Das Ergebnis der Massentests ist wichtig für die Entscheidung darüber, ob der neue, zunächst zum 30. Juni verhängte eingeschränkte Lockdown für die Kreise Gütersloh und Warendorf fortgesetzt wird. Laut Robert Koch-Institut sank die Zahl der Neuinfektionen pro 100.000 Einwohner innerhalb der vergangenen sieben Tage am Donnerstag im Kreis Gütersloh auf 192,8 gesunken. Am Dienstag hatte der Wert laut NRW-Gesundheitsministerium noch 270,2 betragen.

Beherbergungsverbot und Beschränkungen für Menschen aus Corona-Risikogebieten

Im benachbarten Kreis Warendorf fiel der Wert auf 50,4, zuvor lag er noch bei 66,2. Damit liegt der Kreis Warendorf nur noch knapp über der Marke 50, die von Bund und Ländern als Grenzwert für wieder stärkere Einschränkungen vereinbart worden war.

Mecklenburg-Vorpommern, Schleswig-Holstein, Niedersachsen, Baden-Württemberg und Bayern haben ein Beherbergungsverbot oder andere Beschränkungen für Menschen aus Corona-Risikogebieten festgelegt, die keinen negativen Corona-Test vorweisen können. Im Fall Niedersachsens gilt dies speziell für Menschen aus den Kreisen Gütersloh und Warendorf.
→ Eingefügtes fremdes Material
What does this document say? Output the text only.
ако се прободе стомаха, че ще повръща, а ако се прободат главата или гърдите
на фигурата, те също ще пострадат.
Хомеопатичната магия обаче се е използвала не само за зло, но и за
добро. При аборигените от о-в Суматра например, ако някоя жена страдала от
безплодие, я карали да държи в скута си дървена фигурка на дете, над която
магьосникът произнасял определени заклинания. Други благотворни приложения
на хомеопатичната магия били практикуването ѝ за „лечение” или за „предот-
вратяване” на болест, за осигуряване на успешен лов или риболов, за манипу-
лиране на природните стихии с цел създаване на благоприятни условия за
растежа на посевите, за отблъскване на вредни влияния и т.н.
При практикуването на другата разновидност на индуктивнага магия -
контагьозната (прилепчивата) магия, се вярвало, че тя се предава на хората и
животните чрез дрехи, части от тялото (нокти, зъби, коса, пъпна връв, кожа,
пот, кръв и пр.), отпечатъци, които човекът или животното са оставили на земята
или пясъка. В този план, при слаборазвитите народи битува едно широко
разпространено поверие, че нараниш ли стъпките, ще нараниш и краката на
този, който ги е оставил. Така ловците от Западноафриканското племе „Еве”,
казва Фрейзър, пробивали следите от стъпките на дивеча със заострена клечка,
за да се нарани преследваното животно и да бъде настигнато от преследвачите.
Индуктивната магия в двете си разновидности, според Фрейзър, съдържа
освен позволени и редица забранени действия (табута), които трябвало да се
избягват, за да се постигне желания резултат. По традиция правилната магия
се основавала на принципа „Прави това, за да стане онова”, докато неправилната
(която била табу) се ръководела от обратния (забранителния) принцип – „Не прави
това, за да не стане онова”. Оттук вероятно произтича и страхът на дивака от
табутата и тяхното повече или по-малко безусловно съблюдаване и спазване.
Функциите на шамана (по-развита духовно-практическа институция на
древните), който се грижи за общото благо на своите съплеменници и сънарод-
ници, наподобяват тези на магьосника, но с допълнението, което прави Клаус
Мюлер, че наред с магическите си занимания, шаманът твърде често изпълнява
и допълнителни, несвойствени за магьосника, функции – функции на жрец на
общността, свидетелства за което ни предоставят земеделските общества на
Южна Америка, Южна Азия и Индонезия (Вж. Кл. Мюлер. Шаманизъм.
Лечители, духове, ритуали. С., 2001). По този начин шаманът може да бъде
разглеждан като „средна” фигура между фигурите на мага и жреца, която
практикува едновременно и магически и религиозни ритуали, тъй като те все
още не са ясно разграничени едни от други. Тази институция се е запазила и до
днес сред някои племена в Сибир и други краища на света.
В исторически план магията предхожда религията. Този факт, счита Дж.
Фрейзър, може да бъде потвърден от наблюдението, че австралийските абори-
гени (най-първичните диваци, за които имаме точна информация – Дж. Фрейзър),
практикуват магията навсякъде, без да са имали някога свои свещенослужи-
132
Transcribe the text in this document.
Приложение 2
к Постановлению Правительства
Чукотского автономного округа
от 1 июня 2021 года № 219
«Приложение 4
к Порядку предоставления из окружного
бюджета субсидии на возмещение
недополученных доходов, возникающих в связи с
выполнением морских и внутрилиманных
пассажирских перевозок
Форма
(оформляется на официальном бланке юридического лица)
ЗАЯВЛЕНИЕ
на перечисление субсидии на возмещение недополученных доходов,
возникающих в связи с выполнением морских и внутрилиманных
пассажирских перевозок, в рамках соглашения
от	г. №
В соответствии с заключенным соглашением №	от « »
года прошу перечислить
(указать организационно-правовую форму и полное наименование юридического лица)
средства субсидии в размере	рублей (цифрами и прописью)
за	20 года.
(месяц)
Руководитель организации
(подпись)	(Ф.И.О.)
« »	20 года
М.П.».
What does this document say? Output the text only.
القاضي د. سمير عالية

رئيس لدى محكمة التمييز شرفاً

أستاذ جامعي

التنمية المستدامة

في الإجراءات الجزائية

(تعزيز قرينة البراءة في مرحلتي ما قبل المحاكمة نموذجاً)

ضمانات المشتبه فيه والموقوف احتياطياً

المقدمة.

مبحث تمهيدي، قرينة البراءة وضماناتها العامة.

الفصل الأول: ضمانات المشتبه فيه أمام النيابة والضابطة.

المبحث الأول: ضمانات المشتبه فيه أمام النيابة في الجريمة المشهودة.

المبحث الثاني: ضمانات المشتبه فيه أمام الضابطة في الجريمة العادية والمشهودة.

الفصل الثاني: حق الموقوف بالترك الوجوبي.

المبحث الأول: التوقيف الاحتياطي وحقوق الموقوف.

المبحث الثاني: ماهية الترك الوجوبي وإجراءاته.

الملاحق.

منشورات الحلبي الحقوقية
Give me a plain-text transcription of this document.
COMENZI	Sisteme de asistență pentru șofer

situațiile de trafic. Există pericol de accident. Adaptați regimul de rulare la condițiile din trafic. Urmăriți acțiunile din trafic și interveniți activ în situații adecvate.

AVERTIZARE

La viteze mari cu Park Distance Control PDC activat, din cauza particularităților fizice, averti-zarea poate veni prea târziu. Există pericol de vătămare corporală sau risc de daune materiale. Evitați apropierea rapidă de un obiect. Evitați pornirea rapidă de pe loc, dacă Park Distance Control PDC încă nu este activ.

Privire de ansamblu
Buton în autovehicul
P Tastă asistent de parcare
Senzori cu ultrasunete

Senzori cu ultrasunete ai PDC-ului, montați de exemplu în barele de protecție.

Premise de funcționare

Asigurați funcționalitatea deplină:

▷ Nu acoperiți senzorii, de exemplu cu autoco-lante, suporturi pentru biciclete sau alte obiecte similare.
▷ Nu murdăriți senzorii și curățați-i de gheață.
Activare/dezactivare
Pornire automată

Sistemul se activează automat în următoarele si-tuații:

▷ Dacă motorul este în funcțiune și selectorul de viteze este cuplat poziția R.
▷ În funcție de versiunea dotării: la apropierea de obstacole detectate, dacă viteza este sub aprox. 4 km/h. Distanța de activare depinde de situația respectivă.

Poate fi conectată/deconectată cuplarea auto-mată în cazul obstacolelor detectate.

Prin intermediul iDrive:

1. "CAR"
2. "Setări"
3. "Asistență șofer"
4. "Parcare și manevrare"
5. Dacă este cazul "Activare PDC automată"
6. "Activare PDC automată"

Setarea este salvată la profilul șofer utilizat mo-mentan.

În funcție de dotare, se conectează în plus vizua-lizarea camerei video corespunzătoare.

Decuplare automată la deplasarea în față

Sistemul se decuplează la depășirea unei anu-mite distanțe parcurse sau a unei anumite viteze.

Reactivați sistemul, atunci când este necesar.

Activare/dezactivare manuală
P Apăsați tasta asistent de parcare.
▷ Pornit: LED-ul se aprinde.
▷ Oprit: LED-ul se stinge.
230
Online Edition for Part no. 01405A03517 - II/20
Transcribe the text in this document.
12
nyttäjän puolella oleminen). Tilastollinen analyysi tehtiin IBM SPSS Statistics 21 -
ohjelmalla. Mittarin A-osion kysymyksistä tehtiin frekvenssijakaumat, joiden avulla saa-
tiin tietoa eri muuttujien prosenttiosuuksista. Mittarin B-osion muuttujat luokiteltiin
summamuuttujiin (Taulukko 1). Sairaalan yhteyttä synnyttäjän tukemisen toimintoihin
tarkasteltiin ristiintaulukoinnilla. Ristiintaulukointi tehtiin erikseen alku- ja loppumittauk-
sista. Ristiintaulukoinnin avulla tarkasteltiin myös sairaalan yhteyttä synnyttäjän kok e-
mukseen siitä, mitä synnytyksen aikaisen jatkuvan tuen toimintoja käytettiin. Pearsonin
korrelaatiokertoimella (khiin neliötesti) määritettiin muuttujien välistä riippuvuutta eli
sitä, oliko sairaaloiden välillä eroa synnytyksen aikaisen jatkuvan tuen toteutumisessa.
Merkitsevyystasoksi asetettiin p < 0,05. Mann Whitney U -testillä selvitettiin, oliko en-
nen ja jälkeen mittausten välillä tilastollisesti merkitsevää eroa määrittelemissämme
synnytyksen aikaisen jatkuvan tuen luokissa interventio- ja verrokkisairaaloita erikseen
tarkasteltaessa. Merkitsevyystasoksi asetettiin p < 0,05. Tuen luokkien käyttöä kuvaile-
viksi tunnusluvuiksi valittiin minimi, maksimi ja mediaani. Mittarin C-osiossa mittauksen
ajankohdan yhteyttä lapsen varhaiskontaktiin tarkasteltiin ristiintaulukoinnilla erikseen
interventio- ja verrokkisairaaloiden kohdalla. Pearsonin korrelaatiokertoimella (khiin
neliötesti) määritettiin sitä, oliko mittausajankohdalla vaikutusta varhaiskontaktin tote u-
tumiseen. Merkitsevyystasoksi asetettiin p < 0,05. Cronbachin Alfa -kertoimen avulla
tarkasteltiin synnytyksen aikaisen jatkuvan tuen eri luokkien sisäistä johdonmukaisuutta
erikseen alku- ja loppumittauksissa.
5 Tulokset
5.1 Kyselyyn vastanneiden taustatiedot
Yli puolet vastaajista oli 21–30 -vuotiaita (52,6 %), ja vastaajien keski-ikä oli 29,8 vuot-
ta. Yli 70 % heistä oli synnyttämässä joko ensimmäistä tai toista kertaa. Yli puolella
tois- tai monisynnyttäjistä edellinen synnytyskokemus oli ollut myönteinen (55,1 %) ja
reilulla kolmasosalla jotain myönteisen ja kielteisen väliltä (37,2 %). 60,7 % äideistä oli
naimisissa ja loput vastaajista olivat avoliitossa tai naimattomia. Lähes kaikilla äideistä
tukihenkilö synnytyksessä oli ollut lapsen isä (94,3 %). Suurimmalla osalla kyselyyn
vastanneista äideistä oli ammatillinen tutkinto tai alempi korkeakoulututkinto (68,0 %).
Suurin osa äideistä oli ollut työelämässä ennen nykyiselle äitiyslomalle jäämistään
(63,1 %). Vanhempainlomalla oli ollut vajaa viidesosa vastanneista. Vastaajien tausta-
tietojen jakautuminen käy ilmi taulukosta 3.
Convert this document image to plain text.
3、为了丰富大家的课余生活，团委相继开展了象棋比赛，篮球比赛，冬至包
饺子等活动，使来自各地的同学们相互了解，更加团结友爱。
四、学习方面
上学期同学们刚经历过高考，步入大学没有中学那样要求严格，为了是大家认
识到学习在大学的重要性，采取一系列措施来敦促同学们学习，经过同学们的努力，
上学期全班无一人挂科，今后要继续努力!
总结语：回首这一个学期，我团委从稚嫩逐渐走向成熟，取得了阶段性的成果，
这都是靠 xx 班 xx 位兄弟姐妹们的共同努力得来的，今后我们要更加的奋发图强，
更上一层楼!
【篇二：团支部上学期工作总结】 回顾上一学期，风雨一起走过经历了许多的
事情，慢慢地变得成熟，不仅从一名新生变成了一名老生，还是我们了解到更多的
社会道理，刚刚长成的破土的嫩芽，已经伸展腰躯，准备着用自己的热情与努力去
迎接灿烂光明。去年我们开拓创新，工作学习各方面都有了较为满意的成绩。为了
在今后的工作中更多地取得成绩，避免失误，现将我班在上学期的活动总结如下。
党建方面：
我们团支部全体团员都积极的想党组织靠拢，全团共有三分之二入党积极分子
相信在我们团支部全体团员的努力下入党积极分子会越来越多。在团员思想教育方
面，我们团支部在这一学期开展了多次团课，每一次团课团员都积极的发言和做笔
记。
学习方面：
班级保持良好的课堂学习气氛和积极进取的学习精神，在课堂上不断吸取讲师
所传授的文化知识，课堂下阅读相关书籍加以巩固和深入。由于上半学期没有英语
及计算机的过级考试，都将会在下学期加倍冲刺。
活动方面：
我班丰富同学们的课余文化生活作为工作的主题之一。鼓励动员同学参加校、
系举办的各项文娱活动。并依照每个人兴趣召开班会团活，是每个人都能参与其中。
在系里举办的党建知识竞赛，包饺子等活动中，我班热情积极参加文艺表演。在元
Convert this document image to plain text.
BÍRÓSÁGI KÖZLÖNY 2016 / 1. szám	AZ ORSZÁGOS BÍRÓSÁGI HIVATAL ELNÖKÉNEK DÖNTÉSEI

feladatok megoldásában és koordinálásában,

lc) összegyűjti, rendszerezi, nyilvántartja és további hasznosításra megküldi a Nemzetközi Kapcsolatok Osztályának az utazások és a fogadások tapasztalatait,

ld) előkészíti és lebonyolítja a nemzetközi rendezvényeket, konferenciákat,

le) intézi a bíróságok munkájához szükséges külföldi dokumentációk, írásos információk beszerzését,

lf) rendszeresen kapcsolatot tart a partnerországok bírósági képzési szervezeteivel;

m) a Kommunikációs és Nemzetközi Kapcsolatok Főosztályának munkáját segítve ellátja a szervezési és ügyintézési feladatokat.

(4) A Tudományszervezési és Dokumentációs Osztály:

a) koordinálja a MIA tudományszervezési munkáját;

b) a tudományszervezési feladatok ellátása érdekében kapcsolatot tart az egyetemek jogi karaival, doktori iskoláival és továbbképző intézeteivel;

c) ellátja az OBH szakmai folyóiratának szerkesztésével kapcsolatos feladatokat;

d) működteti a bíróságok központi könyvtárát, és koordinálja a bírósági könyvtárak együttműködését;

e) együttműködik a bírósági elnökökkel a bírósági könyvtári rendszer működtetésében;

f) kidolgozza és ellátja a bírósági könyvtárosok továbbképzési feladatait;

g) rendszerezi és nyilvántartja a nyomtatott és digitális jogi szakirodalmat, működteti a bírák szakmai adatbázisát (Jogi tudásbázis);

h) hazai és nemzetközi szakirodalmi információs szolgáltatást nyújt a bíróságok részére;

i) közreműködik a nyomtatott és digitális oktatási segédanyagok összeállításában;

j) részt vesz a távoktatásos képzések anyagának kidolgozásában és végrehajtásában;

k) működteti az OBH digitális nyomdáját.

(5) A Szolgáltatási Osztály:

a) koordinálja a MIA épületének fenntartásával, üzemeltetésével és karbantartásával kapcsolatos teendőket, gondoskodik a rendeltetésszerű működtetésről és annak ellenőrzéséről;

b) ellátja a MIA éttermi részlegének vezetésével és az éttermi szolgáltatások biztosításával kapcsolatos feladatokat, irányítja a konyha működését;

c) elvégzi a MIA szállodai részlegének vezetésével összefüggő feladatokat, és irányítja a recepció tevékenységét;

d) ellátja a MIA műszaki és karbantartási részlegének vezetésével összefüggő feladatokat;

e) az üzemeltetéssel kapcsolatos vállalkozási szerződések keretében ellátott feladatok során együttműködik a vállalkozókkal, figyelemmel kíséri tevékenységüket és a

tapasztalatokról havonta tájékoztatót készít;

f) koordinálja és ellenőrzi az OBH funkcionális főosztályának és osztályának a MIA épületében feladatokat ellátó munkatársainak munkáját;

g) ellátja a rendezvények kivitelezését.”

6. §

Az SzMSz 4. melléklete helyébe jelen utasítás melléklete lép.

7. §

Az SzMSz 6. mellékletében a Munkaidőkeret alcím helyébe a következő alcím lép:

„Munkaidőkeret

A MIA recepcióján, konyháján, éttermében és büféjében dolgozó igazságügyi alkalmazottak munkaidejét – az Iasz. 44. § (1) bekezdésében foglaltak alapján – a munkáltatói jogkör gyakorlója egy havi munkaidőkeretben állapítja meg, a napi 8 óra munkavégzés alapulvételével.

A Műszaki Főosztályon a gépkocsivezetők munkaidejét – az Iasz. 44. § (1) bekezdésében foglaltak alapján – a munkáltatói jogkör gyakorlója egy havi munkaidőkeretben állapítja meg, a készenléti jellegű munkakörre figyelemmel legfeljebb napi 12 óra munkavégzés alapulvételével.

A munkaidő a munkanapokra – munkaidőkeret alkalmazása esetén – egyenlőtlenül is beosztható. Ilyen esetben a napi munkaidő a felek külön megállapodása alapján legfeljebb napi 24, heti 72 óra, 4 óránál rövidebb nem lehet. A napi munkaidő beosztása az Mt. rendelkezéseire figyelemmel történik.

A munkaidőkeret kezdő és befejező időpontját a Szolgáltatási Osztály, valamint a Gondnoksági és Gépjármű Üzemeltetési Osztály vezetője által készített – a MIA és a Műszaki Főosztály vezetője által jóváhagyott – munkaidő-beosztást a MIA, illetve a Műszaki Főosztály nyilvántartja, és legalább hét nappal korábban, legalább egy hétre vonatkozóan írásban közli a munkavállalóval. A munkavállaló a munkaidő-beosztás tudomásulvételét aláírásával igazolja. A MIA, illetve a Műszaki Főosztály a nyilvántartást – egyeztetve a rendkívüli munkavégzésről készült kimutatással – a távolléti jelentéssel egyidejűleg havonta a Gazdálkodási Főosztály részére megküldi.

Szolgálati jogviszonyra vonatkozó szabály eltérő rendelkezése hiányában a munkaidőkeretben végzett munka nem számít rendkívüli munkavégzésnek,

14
Rheinland-Pfalz entschied sich am Donnerstag für eine Quarantänepflicht für Menschen, die aus Risikogebieten einreisen. Als Risikogebiete innerhalb Deutschlands gelten Regionen mit mehr als 50 Neuinfektionen je 100.000 Einwohner in den vergangenen sieben Tagen.

Erste Infizierten-Welle bei Tönnies im Zusammenhang mit „kirchlicher Veranstaltung“

Indes läuft im Kreis Gütersloh die Ursachenforschung weiter: Eine erste Welle von Infizierten bei Tönnies hat es nach Angaben des Gesundheitsministeriums Mitte Mai im Zusammenhang mit einer „kirchlichen Veranstaltung“ gegeben. Das sagte Staatssekretär Edmund Heller in einer Sondersitzung des Gesundheitsausschusses des Landtags. Nach Recherchen des Portals „t-online.de“ handelte es sich um einen Gottesdienst, der am 17. Mai stattfand.

Bei diesem Gottesdienst in einer Kirche in Herzebrock-Clarholz seien auch Arbeiter eines Tönnies-Konkurrenten dabei gewesen. Der Sprecher des Kreises Gütersloh bestätigte entsprechende Erkenntnisse. Es seien sowohl Mitarbeiter von Tönnies als auch eines anderen Unternehmens aus der Branche vor Ort gewesen. Auch Besucher ohne Bezug zur Fleischindustrie seien bei dem Gottesdienst gewesen.

Ob aber diese Veranstaltung Grund für den Corona-Ausbruch bei Tönnies ist, sei völlig offen, sagte der Sprecher weiter. Erste Infizierte im Kreis Gütersloh habe es nachweislich bereits Wochen zuvor im Zusammenhang mit Rückreisenden aus dem Winterurlaub gegeben.